Let's all get something straight: This isn't a productive form of resistance. This is yet another way that Democrats like to casually dismiss and prove their contempt for mentally ill people. I've written before about their general avoidance of putting forth any effort to actually help people who are mentally ill — this is an extension of that tendency. And when psychiatrists do it, it's not really any more credible or intelligent; it's just a way for them to prove that a scientific understanding of something doesn't extend to a social understanding of something.
First: When people base Trump's unfitness for office on mental illness, they are just giving mentally ill people a bad rap. When mental illness is used as a way to judge competency or intelligence — the way it's being used when Ted Lieu and Zoe Lofgren put it in their pointless, unpassable bills — the effects of that don't just stop at Donald Trump. Mentally ill people all over the country hear that, and so do all the people who they have to interact with on a daily basis.
Not all mental illness is created equal.

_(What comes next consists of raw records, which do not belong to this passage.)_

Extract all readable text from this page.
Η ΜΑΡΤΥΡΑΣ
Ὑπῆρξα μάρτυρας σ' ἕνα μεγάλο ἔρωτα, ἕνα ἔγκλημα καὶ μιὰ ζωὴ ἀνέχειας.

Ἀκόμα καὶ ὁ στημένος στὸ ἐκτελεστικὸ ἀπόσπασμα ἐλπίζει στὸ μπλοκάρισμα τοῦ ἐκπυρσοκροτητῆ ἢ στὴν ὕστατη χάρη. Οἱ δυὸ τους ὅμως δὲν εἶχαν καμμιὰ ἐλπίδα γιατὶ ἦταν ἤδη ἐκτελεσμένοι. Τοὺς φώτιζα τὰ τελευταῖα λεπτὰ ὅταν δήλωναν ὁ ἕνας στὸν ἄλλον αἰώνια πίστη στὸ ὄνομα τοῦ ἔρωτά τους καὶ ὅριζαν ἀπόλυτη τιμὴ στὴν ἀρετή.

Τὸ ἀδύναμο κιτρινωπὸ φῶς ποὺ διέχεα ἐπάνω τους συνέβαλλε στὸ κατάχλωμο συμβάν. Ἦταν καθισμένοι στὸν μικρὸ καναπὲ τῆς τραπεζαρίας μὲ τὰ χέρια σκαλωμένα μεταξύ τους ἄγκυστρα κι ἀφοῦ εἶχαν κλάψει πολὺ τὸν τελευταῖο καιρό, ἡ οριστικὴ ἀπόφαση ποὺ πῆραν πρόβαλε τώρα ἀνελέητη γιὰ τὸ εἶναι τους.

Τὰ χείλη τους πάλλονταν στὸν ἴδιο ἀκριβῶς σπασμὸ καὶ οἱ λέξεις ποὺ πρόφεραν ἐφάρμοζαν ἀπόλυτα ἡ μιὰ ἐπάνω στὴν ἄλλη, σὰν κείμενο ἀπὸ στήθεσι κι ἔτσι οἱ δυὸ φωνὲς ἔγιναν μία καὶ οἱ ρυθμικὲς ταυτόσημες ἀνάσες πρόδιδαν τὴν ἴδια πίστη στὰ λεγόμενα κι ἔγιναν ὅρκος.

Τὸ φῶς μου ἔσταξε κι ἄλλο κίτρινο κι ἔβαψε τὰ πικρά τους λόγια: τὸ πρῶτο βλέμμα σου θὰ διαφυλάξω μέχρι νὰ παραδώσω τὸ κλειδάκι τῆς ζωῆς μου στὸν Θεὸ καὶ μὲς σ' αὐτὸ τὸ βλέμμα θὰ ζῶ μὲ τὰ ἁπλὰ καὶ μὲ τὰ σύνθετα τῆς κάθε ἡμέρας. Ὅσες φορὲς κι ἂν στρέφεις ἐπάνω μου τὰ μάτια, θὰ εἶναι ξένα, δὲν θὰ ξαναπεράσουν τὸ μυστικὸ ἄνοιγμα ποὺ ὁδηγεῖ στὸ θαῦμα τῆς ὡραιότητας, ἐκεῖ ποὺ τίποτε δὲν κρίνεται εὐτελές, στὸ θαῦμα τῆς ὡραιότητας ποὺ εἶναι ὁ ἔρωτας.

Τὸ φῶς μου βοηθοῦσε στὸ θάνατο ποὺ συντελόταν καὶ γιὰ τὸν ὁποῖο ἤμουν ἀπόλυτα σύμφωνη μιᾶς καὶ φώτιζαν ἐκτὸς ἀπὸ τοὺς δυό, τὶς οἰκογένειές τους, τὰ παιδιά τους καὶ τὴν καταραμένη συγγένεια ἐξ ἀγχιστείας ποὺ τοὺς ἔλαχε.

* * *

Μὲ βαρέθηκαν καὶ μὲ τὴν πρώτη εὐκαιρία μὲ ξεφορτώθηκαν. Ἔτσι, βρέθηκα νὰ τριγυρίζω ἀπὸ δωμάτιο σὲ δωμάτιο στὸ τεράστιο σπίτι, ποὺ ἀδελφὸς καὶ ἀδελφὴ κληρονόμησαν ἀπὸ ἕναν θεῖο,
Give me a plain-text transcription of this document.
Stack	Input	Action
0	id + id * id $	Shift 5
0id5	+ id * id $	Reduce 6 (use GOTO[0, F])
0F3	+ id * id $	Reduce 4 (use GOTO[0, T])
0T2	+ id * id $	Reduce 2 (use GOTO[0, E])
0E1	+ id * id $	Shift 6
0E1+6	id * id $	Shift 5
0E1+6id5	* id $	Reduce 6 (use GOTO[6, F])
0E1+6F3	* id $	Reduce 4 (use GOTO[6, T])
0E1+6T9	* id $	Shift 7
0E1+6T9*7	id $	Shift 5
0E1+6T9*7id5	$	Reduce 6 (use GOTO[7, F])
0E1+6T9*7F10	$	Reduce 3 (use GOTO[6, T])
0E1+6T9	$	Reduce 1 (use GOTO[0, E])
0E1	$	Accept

The grand majority of people who live with mental illness aren't the raving lunatics popular media would lead you to believe they are, but they all struggle every day with that public perception. Trying to further institutionalize that idea in law just helps to prejudice people against a group that already struggles with discrimination in hiring, housing and healthcare.
Trump may or may not be mentally ill, and unless you're a mental health professional who is seeing him, we don't know. The mental health professionals who are armchair diagnosing him are almost as much in the dark as the rest of us. They may be able to more accurately pick out characteristics that could be classed as narcissistic or antisocial, but watching him in his public persona is no substitute for actually treating him in a clinical setting. Anyone who hasn't treated him who's diagnosing him is blowing hot air — and it's harmful to people who are actually suffering.
Second: If the only thing you can find about Trump that you think deserves criticism is his mental health, you aren't looking hard enough. The man is terrifyingly incompetent, blatantly bigoted and an all-around embarrassment to the country.
If Democrats are choosing to focus on crying "mentally ill" over all of the valid criticisms they could be raising, they're showing their own incompetence and bigotry.